I’ve just finished my 3-week journey of learning from Lyra Starter Game.
Tons of work needs from now on to merge my two prototypes. Showcased features:
-Custom Level and Experience: Shooter Game Highrise Level
-Custom Characters: Paragon Heroes: Murdock, Twinblast, Wraith, Lt Belica, Dekker
-Custom Weapons: Sci fi Weapons Dark + Sniper Rifle with FPS Camera and Render Target Scope
-Looting items spawned on Death
-New Abilities from my previous prototype: Fireball and Overload
-Basic Dynamic Cover System
-God of War Compass Radar
-Infiltrator Thermal Vision
-Weapon Swapping with Weapon Spawner (4 weapons for 3 slots)
Thanks, your comments are very motivating. I’ll be doing more mechanics soon, now I am learning character clothes design and modeling. Thank you for the visit.
In regards to Character Clothing, I need to do a little myself. I’m no modeler, so its a huge challenge for me. Acquired MarvelousDesigner 9 License years back and never installed it LOL. I’ve designed-on-Paper a Cloth System for UE that uses Patterns to attach Cloth Pieces that form Garments. However, I’ve been stalling on developing it in hopes of a procedural cloth solution to appear. Draper looks like the solution of my dreams, but I cannot do another subscription as I suffer from subscription-fatigue. Haha.
I have MD7 perpetual license, which is good enough to me for now. I installed a few times without any decent progress, because making clothes is not my favorite part of development cycle, tbh lol. At least, I’ve already learned how to create jumpsuits that go underneath armors.

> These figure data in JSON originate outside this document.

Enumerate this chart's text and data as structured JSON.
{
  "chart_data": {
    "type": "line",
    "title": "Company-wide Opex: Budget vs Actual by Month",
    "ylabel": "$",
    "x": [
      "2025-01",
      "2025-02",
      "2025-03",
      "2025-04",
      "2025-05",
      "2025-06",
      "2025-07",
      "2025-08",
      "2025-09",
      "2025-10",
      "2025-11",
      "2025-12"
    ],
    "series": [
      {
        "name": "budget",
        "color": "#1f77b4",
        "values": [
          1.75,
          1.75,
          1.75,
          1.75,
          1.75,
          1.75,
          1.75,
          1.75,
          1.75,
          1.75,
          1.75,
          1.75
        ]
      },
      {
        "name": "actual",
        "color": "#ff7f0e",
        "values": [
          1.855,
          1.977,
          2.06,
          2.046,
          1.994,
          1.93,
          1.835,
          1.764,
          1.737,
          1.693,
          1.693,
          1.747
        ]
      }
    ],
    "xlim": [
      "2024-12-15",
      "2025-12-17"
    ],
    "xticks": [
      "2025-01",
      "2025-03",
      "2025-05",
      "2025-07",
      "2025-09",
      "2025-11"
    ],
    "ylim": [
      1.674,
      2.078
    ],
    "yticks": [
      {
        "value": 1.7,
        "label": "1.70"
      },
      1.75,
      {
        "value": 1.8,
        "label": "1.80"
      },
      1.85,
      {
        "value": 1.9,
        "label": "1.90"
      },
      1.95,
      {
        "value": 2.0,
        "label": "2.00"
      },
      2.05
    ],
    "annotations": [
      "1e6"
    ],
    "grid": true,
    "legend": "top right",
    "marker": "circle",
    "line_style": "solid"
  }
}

If you have MD9, it’s even better in terms of UV and retopology if I am not wrong.
My struggle with clothing in Blender is the fact I am always creating armor pieces with rough edges, which makes my outfits looking distorted and broken when animating. I understand the worflow, I fairly know what tools are needed, but my execution is always below my expectations. I definitely need more dedicated time and patience to build up these skills.
I also have zbrush 2022, but I need a drawing tablet and pen to get started.

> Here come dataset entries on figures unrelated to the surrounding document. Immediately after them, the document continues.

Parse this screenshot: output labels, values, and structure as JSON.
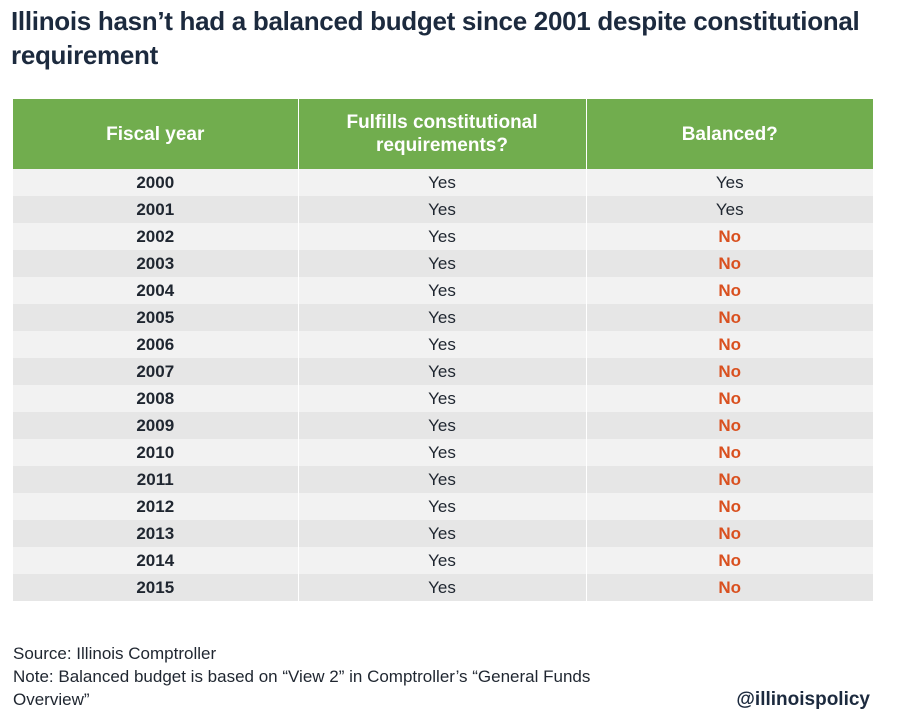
{
  "title": "Illinois hasn’t had a balanced budget since 2001 despite constitutional requirement",
  "colors": {
    "header_bg": "#71ad4e",
    "no_text": "#d9501f",
    "row_light": "#f2f2f2",
    "row_dark": "#e6e6e6"
  },
  "chart_data": {
    "type": "table",
    "title": "Illinois hasn’t had a balanced budget since 2001 despite constitutional requirement",
    "columns": [
      "Fiscal year",
      "Fulfills constitutional requirements?",
      "Balanced?"
    ],
    "rows": [
      [
        "2000",
        "Yes",
        "Yes"
      ],
      [
        "2001",
        "Yes",
        "Yes"
      ],
      [
        "2002",
        "Yes",
        "No"
      ],
      [
        "2003",
        "Yes",
        "No"
      ],
      [
        "2004",
        "Yes",
        "No"
      ],
      [
        "2005",
        "Yes",
        "No"
      ],
      [
        "2006",
        "Yes",
        "No"
      ],
      [
        "2007",
        "Yes",
        "No"
      ],
      [
        "2008",
        "Yes",
        "No"
      ],
      [
        "2009",
        "Yes",
        "No"
      ],
      [
        "2010",
        "Yes",
        "No"
      ],
      [
        "2011",
        "Yes",
        "No"
      ],
      [
        "2012",
        "Yes",
        "No"
      ],
      [
        "2013",
        "Yes",
        "No"
      ],
      [
        "2014",
        "Yes",
        "No"
      ],
      [
        "2015",
        "Yes",
        "No"
      ]
    ]
  },
  "footer": {
    "source": "Source: Illinois Comptroller",
    "note": "Note: Balanced budget is based on “View 2” in Comptroller’s “General Funds Overview”",
    "handle": "@illinoispolicy"
  }
}
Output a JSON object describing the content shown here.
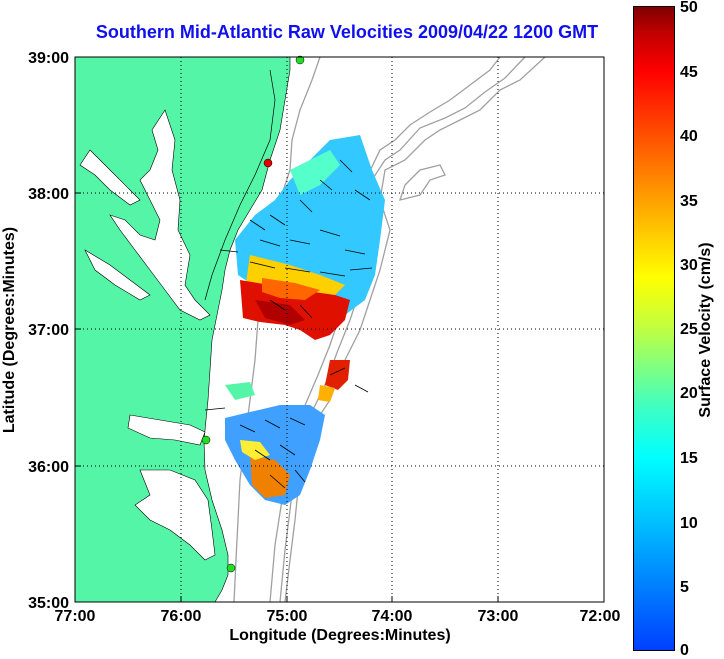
{
  "title": "Southern Mid-Atlantic Raw Velocities 2009/04/22 1200 GMT",
  "map": {
    "xlabel": "Longitude (Degrees:Minutes)",
    "ylabel": "Latitude (Degrees:Minutes)",
    "x_ticks": [
      "77:00",
      "76:00",
      "75:00",
      "74:00",
      "73:00",
      "72:00"
    ],
    "y_ticks": [
      "39:00",
      "38:00",
      "37:00",
      "36:00",
      "35:00"
    ],
    "lon_range": [
      -77,
      -72
    ],
    "lat_range": [
      35,
      39
    ],
    "land_color": "#55f5a8",
    "grid": true
  },
  "colorbar": {
    "label": "Surface Velocity (cm/s)",
    "ticks": [
      "50",
      "45",
      "40",
      "35",
      "30",
      "25",
      "20",
      "15",
      "10",
      "5",
      "0"
    ],
    "range": [
      0,
      50
    ]
  }
}
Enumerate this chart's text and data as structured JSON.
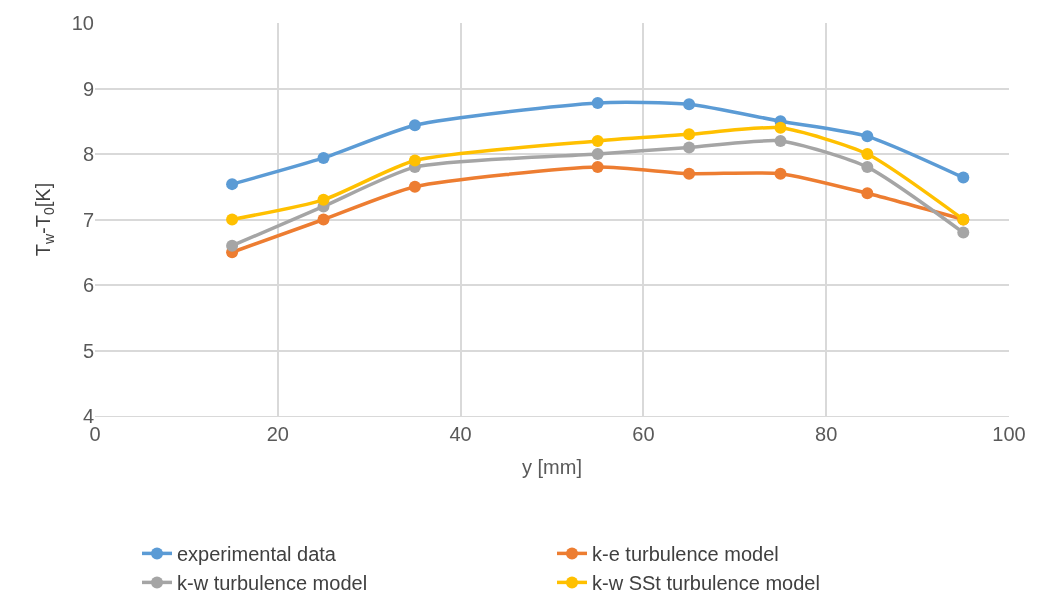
{
  "chart_data": {
    "type": "line",
    "xlabel": "y [mm]",
    "ylabel": "T$_{w}$-T$_{0}$[K]",
    "x": [
      15,
      25,
      35,
      55,
      65,
      75,
      84.5,
      95
    ],
    "series": [
      {
        "name": "experimental data",
        "color": "#5b9bd5",
        "values": [
          7.54,
          7.94,
          8.44,
          8.78,
          8.76,
          8.5,
          8.27,
          7.64
        ]
      },
      {
        "name": "k-e turbulence model",
        "color": "#ed7d31",
        "values": [
          6.5,
          7.0,
          7.5,
          7.8,
          7.7,
          7.7,
          7.4,
          7.0
        ]
      },
      {
        "name": "k-w turbulence model",
        "color": "#a5a5a5",
        "values": [
          6.6,
          7.2,
          7.8,
          8.0,
          8.1,
          8.2,
          7.8,
          6.8
        ]
      },
      {
        "name": "k-w SSt turbulence model",
        "color": "#ffc000",
        "values": [
          7.0,
          7.3,
          7.9,
          8.2,
          8.3,
          8.4,
          8.0,
          7.0
        ]
      }
    ],
    "xlim": [
      0,
      100
    ],
    "xticks": [
      0,
      20,
      40,
      60,
      80,
      100
    ],
    "ylim": [
      4,
      10
    ],
    "yticks": [
      4,
      5,
      6,
      7,
      8,
      9,
      10
    ],
    "grid": true,
    "legend": "bottom",
    "marker": "circle",
    "line_style": "solid"
  }
}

And drapper seems to be great, but I learned it’s so overpriced that I’ll wait until next year.
The ‘Clothing Dilemma’ directly effects the Theme and Artstyle of my Games. Most if not all of my Themes are Sci-Fi so I can define what the armor/garments aesthetic using what I have available. I’m investigating deeply into various Procedural Generation techniques with Blender and designing my own (Ref: OSMIUM Construction: Procedural Armor (Hardware Upgrade) - YouTube)

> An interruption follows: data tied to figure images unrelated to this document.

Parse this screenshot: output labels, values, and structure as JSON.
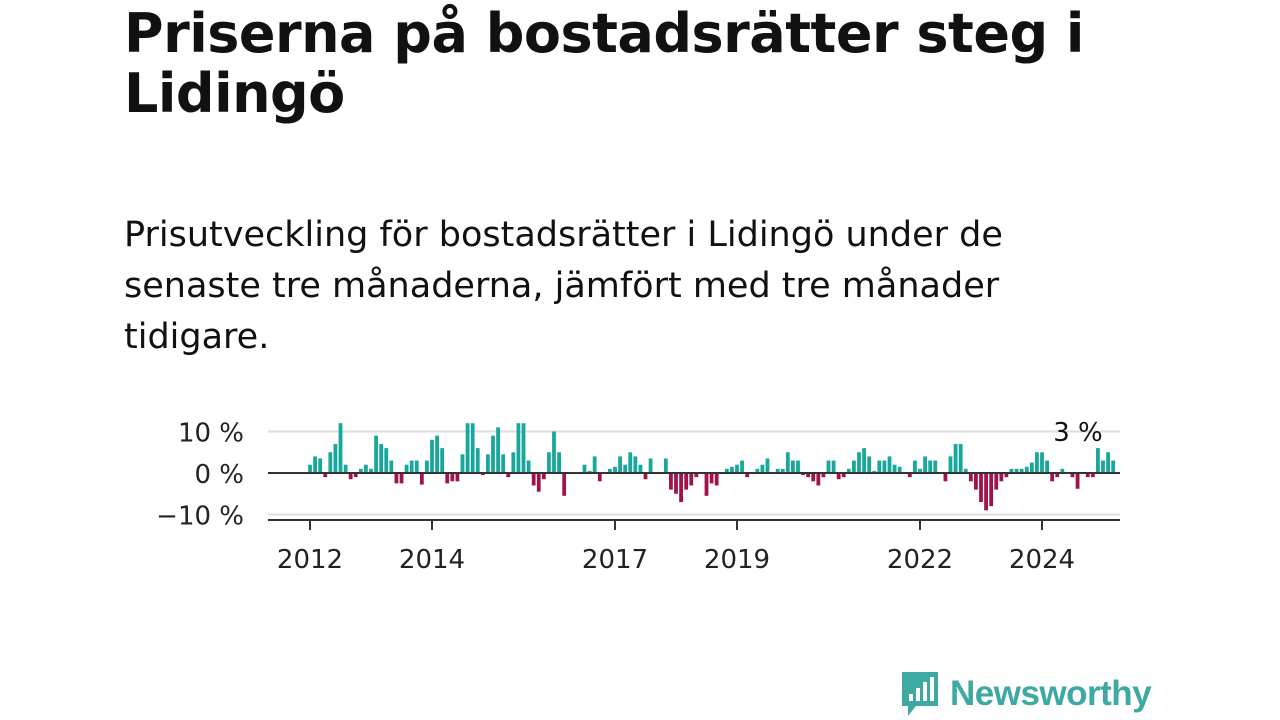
{
  "title": "Priserna på bostadsrätter steg i Lidingö",
  "subtitle": "Prisutveckling för bostadsrätter i Lidingö under de senaste tre månaderna, jämfört med tre månader tidigare.",
  "logo_text": "Newsworthy",
  "colors": {
    "positive": "#18a89b",
    "negative": "#a2124a",
    "zero_line": "#333333",
    "grid": "#dddddd",
    "logo": "#3ea8a3"
  },
  "chart_data": {
    "type": "bar",
    "title": "",
    "xlabel": "",
    "ylabel": "",
    "ylim": [
      -12,
      12
    ],
    "y_ticks": [
      {
        "value": 10,
        "label": "10 %"
      },
      {
        "value": 0,
        "label": "0 %"
      },
      {
        "value": -10,
        "label": "−10 %"
      }
    ],
    "x_ticks": [
      {
        "value": 2012,
        "label": "2012"
      },
      {
        "value": 2014,
        "label": "2014"
      },
      {
        "value": 2017,
        "label": "2017"
      },
      {
        "value": 2019,
        "label": "2019"
      },
      {
        "value": 2022,
        "label": "2022"
      },
      {
        "value": 2024,
        "label": "2024"
      }
    ],
    "x_start": 2012,
    "period": "monthly",
    "annotation": {
      "label": "3 %",
      "value": 3
    },
    "values": [
      2,
      4,
      3.5,
      -1,
      5,
      7,
      12,
      2,
      -1.5,
      -1,
      1,
      2,
      1,
      9,
      7,
      6,
      3,
      -2.5,
      -2.5,
      2,
      3,
      3,
      -2.8,
      3,
      8,
      9,
      6,
      -2.5,
      -2,
      -2,
      4.5,
      12,
      12,
      6,
      -0.5,
      4.5,
      9,
      11,
      4.5,
      -1,
      5,
      12,
      12,
      3,
      -3,
      -4.5,
      -1.5,
      5,
      10,
      5,
      -5.5,
      0,
      0,
      0,
      2,
      0.5,
      4,
      -2,
      0,
      1,
      1.5,
      4,
      2,
      5,
      4,
      2,
      -1.5,
      3.5,
      0,
      0,
      3.5,
      -4,
      -5,
      -7,
      -4,
      -3,
      -1,
      0,
      -5.5,
      -2.5,
      -3,
      0,
      1,
      1.5,
      2,
      3,
      -1,
      0,
      1,
      2,
      3.5,
      0,
      1,
      1,
      5,
      3,
      3,
      -0.5,
      -1,
      -2,
      -3,
      -1,
      3,
      3,
      -1.5,
      -1,
      1,
      3,
      5,
      6,
      4,
      0.5,
      3,
      3,
      4,
      2,
      1.5,
      0,
      -1,
      3,
      1,
      4,
      3,
      3,
      0,
      -2,
      4,
      7,
      7,
      1,
      -2,
      -4,
      -7,
      -9,
      -8,
      -4,
      -2,
      -1,
      1,
      1,
      1,
      1.5,
      2.5,
      5,
      5,
      3,
      -2,
      -1,
      1,
      0,
      -1,
      -3.8,
      0,
      -1,
      -1,
      6,
      3,
      5,
      3
    ]
  }
}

Yes. Multiple Osmium Actors can be applied for different layers of mesh patterns. The inspiration for developing it was to revamp my Golemcraft System. But I’ve learned so much more since the time of is creation. I’m using Osmium on various entities from weapons to Monsters.
BTW, im a huge fan of Dynamic Cover. Your tutorial on implementation is really Awesome!
If you make games like this you don’t need MD, armor suits are best made by just modifying the naked character mesh, then the suit doesn’t need rigging as you just formed it from the original verts.
Take your base character mesh thats rigged, load it in to Zbrush, subd to 4M+, sculpt the suit without changing the underlying topo, export your maps and mesh and there you go.
Thanks for pointing the right direction. I really need to invest more time in Zbrush and its required modeling skills. I’d appreciate if you could point a good tutorial demonstrating an armor modeling. I only have a good one for helmets, from Mike Hermes.